There was a few seconds of silence in the message. She was trying to summon up the strength to end the recording.
"Goodbye, Ax." she said as the message ended.
Slumped against the wall of some ammo shop, in the middle of the night, with rain falling all around him as hot tears stung his cheeks, he looked nothing like the hero he once was. He sobbed once, then wiped his eyes. He swallowed, fighting back the urge to weep. But her last words to him had brought back some strange memory that he'd long since forgotten.
Sirens never die, he heard again in his mind.
He remembered those same words from his childhood back on Hieronymous, from a story that parents told to get excited children to go to sleep. A story about a Siren queen who used an Eridian device to come back from the dead. He hadn't thought about it in years. But...he'd seen enough insanity in the galaxy. Extradimensional monsters, ancient godlike alien civilizations...compared to sealing away things like the Destroyer, coming back from the dead would be easy. He put away his Echo, wiping his face off and stepping out into the rain.
He would bring her back. He had to.
The next morning, the security guard at Altan IV spaceport stared at Axton, his jaw dropped and arms limp as his side.
"Holy shit! You...you're Axton! You killed Handsome Jack!" the guard said.

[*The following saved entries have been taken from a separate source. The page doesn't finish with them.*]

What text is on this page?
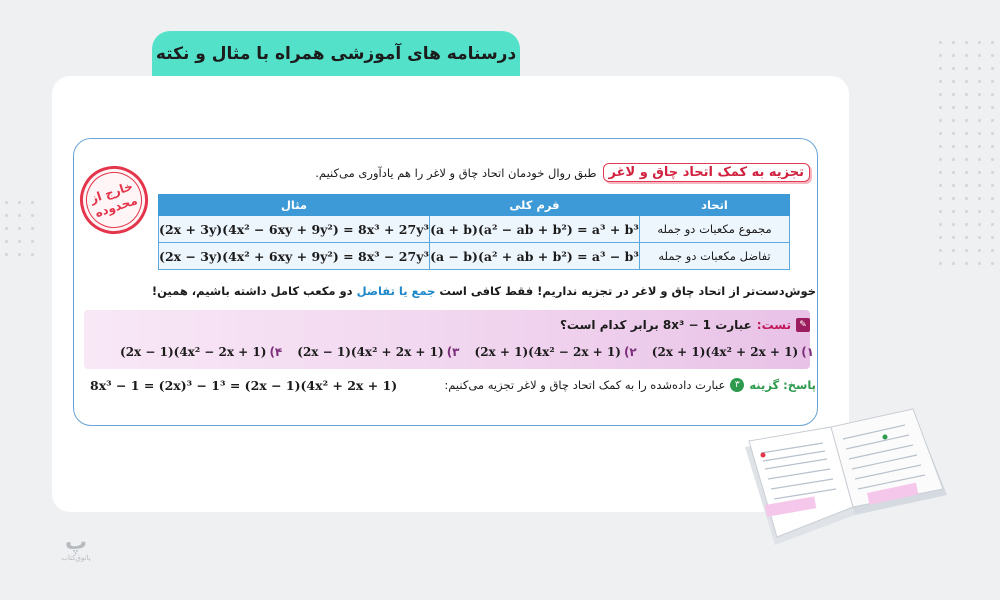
درسنامه های آموزشی همراه با مثال و نکته
خارج از محدوده
تجزیه به کمک اتحاد چاق و لاغر
طبق روال خودمان اتحاد چاق و لاغر را هم یادآوری می‌کنیم.
اتحاد	فرم کلی	مثال
مجموع مکعبات دو جمله	(a + b)(a² − ab + b²) = a³ + b³	(2x + 3y)(4x² − 6xy + 9y²) = 8x³ + 27y³
تفاضل مکعبات دو جمله	(a − b)(a² + ab + b²) = a³ − b³	(2x − 3y)(4x² + 6xy + 9y²) = 8x³ − 27y³
خوش‌دست‌تر از اتحاد چاق و لاغر در تجزیه نداریم! فقط کافی است جمع یا تفاضل دو مکعب کامل داشته باشیم، همین!
✎
تست:
عبارت 8x³ − 1 برابر کدام است؟
۱)(2x + 1)(4x² + 2x + 1)
۲)(2x + 1)(4x² − 2x + 1)
۳)(2x − 1)(4x² + 2x + 1)
۴)(2x − 1)(4x² − 2x + 1)
پاسخ: گزینه
۳
عبارت داده‌شده را به کمک اتحاد چاق و لاغر تجزیه می‌کنیم:
8x³ − 1 = (2x)³ − 1³ = (2x − 1)(4x² + 2x + 1)
پ
پاتوق‌کتاب
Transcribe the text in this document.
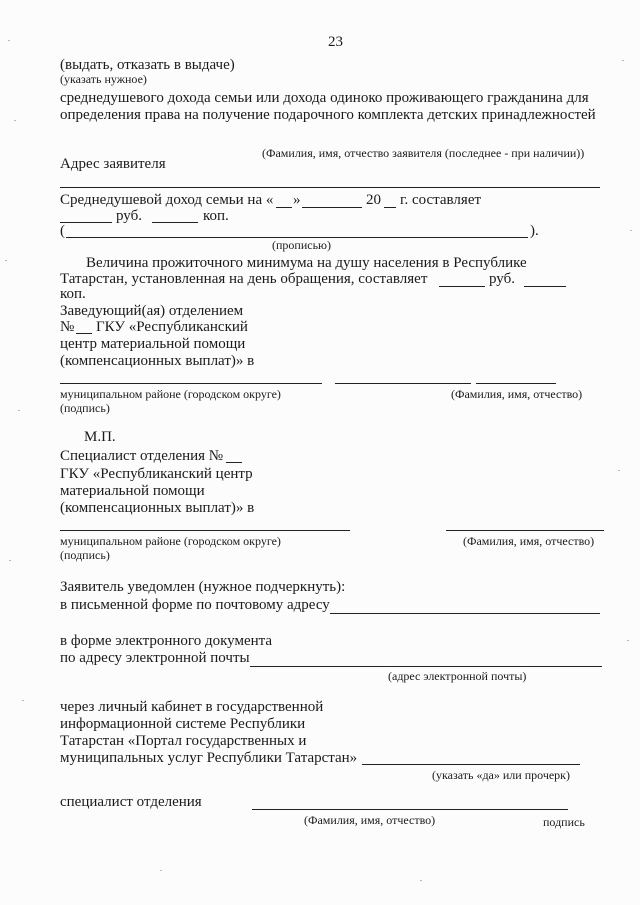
23
(выдать, отказать в выдаче)
(указать нужное)
среднедушевого дохода семьи или дохода одиноко проживающего гражданина для
определения права на получение подарочного комплекта детских принадлежностей
(Фамилия, имя, отчество заявителя (последнее - при наличии))
Адрес заявителя
Среднедушевой доход семьи на « »	20 г. составляет
руб.	коп.
(	).
(прописью)
Величина прожиточного минимума на душу населения в Республике
Татарстан, установленная на день обращения, составляет	руб.
коп.
Заведующий(ая) отделением
№ ГКУ «Республиканский
центр материальной помощи
(компенсационных выплат)» в
муниципальном районе (городском округе)	(Фамилия, имя, отчество)
(подпись)
М.П.
Специалист отделения №
ГКУ «Республиканский центр
материальной помощи
(компенсационных выплат)» в
муниципальном районе (городском округе)	(Фамилия, имя, отчество)
(подпись)
Заявитель уведомлен (нужное подчеркнуть):
в письменной форме по почтовому адресу
в форме электронного документа
по адресу электронной почты
(адрес электронной почты)
через личный кабинет в государственной
информационной системе Республики
Татарстан «Портал государственных и
муниципальных услуг Республики Татарстан»
(указать «да» или прочерк)
специалист отделения
(Фамилия, имя, отчество)	подпись
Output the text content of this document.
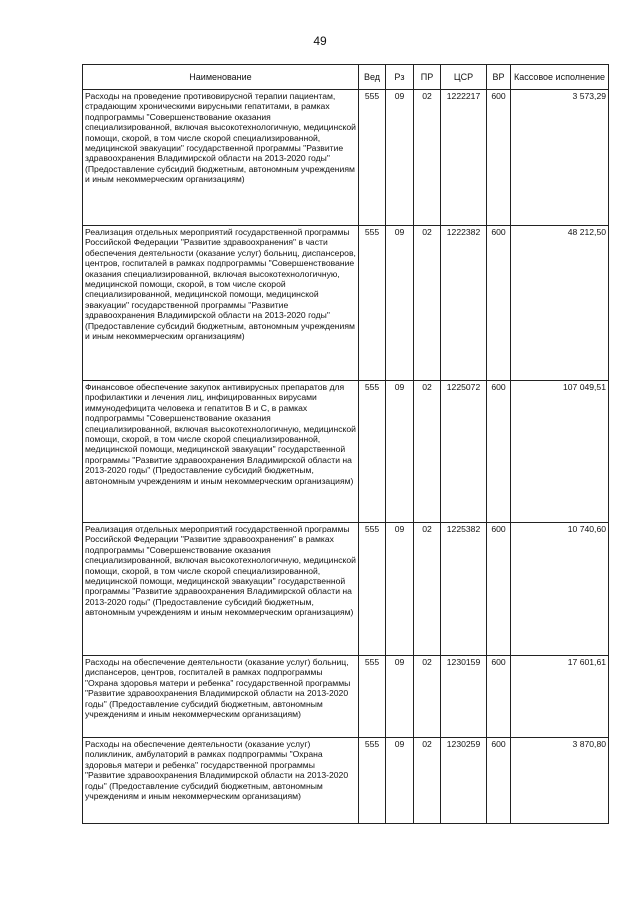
49
Наименование	Вед	Рз	ПР	ЦСР	ВР	Кассовое исполнение
Расходы на проведение противовирусной терапии пациентам, страдающим хроническими вирусными гепатитами, в рамках подпрограммы "Совершенствование оказания специализированной, включая высокотехнологичную, медицинской помощи, скорой, в том числе скорой специализированной, медицинской эвакуации" государственной программы "Развитие здравоохранения Владимирской области на 2013-2020 годы" (Предоставление субсидий бюджетным, автономным учреждениям и иным некоммерческим организациям)	555	09	02	1222217	600	3 573,29
Реализация отдельных мероприятий государственной программы Российской Федерации "Развитие здравоохранения" в части обеспечения деятельности (оказание услуг) больниц, диспансеров, центров, госпиталей в рамках подпрограммы "Совершенствование оказания специализированной, включая высокотехнологичную, медицинской помощи, скорой, в том числе скорой специализированной, медицинской помощи, медицинской эвакуации" государственной программы "Развитие здравоохранения Владимирской области на 2013-2020 годы" (Предоставление субсидий бюджетным, автономным учреждениям и иным некоммерческим организациям)	555	09	02	1222382	600	48 212,50
Финансовое обеспечение закупок антивирусных препаратов для профилактики и лечения лиц, инфицированных вирусами иммунодефицита человека и гепатитов В и С, в рамках подпрограммы "Совершенствование оказания специализированной, включая высокотехнологичную, медицинской помощи, скорой, в том числе скорой специализированной, медицинской помощи, медицинской эвакуации" государственной программы "Развитие здравоохранения Владимирской области на 2013-2020 годы" (Предоставление субсидий бюджетным, автономным учреждениям и иным некоммерческим организациям)	555	09	02	1225072	600	107 049,51
Реализация отдельных мероприятий государственной программы Российской Федерации "Развитие здравоохранения" в рамках подпрограммы "Совершенствование оказания специализированной, включая высокотехнологичную, медицинской помощи, скорой, в том числе скорой специализированной, медицинской помощи, медицинской эвакуации" государственной программы "Развитие здравоохранения Владимирской области на 2013-2020 годы" (Предоставление субсидий бюджетным, автономным учреждениям и иным некоммерческим организациям)	555	09	02	1225382	600	10 740,60
Расходы на обеспечение деятельности (оказание услуг) больниц, диспансеров, центров, госпиталей в рамках подпрограммы "Охрана здоровья матери и ребенка" государственной программы "Развитие здравоохранения Владимирской области на 2013-2020 годы" (Предоставление субсидий бюджетным, автономным учреждениям и иным некоммерческим организациям)	555	09	02	1230159	600	17 601,61
Расходы на обеспечение деятельности (оказание услуг) поликлиник, амбулаторий в рамках подпрограммы "Охрана здоровья матери и ребенка" государственной программы "Развитие здравоохранения Владимирской области на 2013-2020 годы" (Предоставление субсидий бюджетным, автономным учреждениям и иным некоммерческим организациям)	555	09	02	1230259	600	3 870,80
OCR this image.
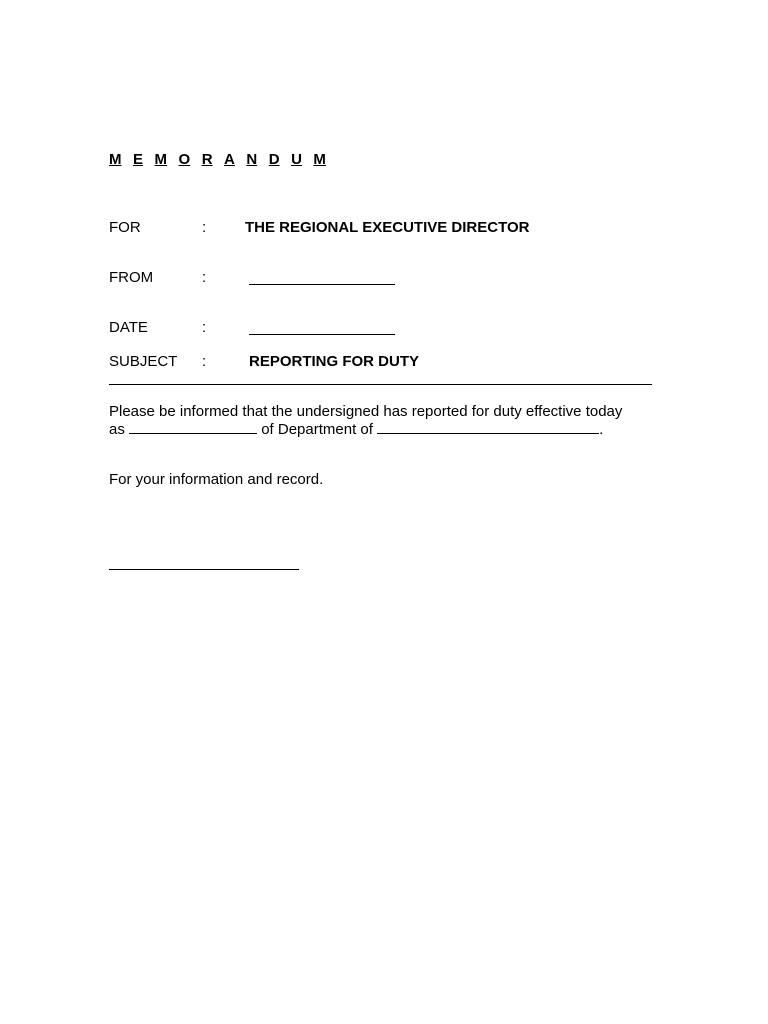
M E M O R A N D U M
FOR	:	THE REGIONAL EXECUTIVE DIRECTOR
FROM	:
DATE	:
SUBJECT :	REPORTING FOR DUTY
Please be informed that the undersigned has reported for duty effective today
as	of Department of	.
For your information and record.
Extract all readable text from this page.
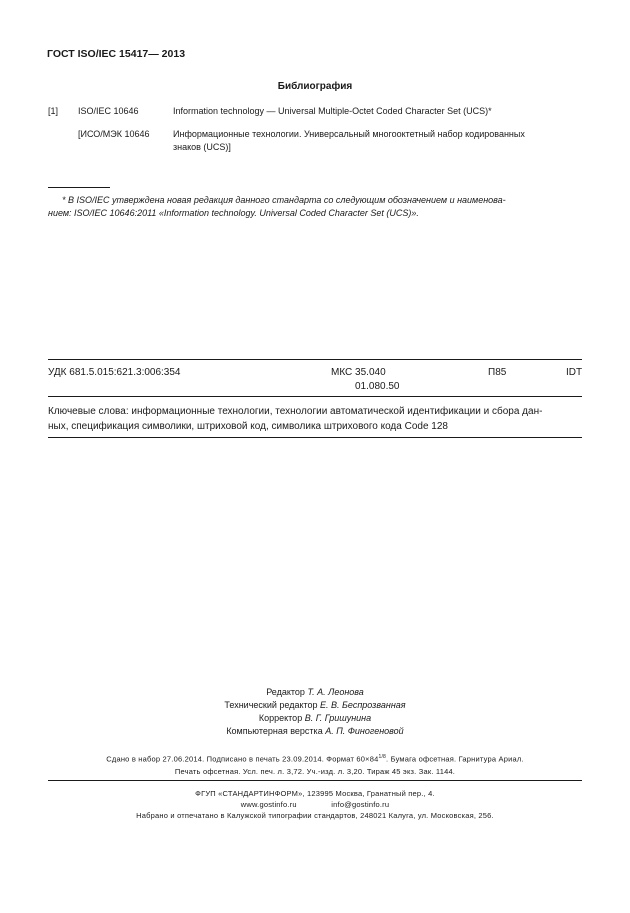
ГОСТ ISO/IEC 15417— 2013
Библиография
[1] ISO/IEC 10646	Information technology — Universal Multiple-Octet Coded Character Set (UCS)*
[ИСО/МЭК 10646	Информационные технологии. Универсальный многооктетный набор кодированных
знаков (UCS)]
* В ISO/IEC утверждена новая редакция данного стандарта со следующим обозначением и наименова-
нием: ISO/IEC 10646:2011 «Information technology. Universal Coded Character Set (UCS)».
УДК 681.5.015:621.3:006:354	МКС 35.040
01.080.50
П85	IDT
Ключевые слова: информационные технологии, технологии автоматической идентификации и сбора дан-
ных, спецификация символики, штриховой код, символика штрихового кода Code 128
Редактор Т. А. Леонова
Технический редактор Е. В. Беспрозванная
Корректор В. Г. Гришунина
Компьютерная верстка А. П. Финогеновой
Сдано в набор 27.06.2014. Подписано в печать 23.09.2014. Формат $60\times 84^{1/8}$. Бумага офсетная. Гарнитура Ариал.
Печать офсетная. Усл. печ. л. 3,72. Уч.-изд. л. 3,20. Тираж 45 экз. Зак. 1144.
ФГУП «СТАНДАРТИНФОРМ», 123995 Москва, Гранатный пер., 4.
www.gostinfo.ru	info@gostinfo.ru
Набрано и отпечатано в Калужской типографии стандартов, 248021 Калуга, ул. Московская, 256.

Axton looked at him and smiled.
"Yeah. I did." he said. "Got any old ships I can borrow? I need to go somewhere. Got an old friend I need to see." Axton replied.
Twenty minutes later, Axton the Commando, Hero of Pandora, blasted out of the spaceport's holding garage, admiring himself in the reflection of the ship's window, his hands on the controls and a Dahl assault rifle at his side. He ran a hand over his clean-shaven face, smiling as he passed a blue nebula. He could almost see her in it, smiling back at him.
"I'm comin' for ya, gorgeous. See you soon." he said to himself.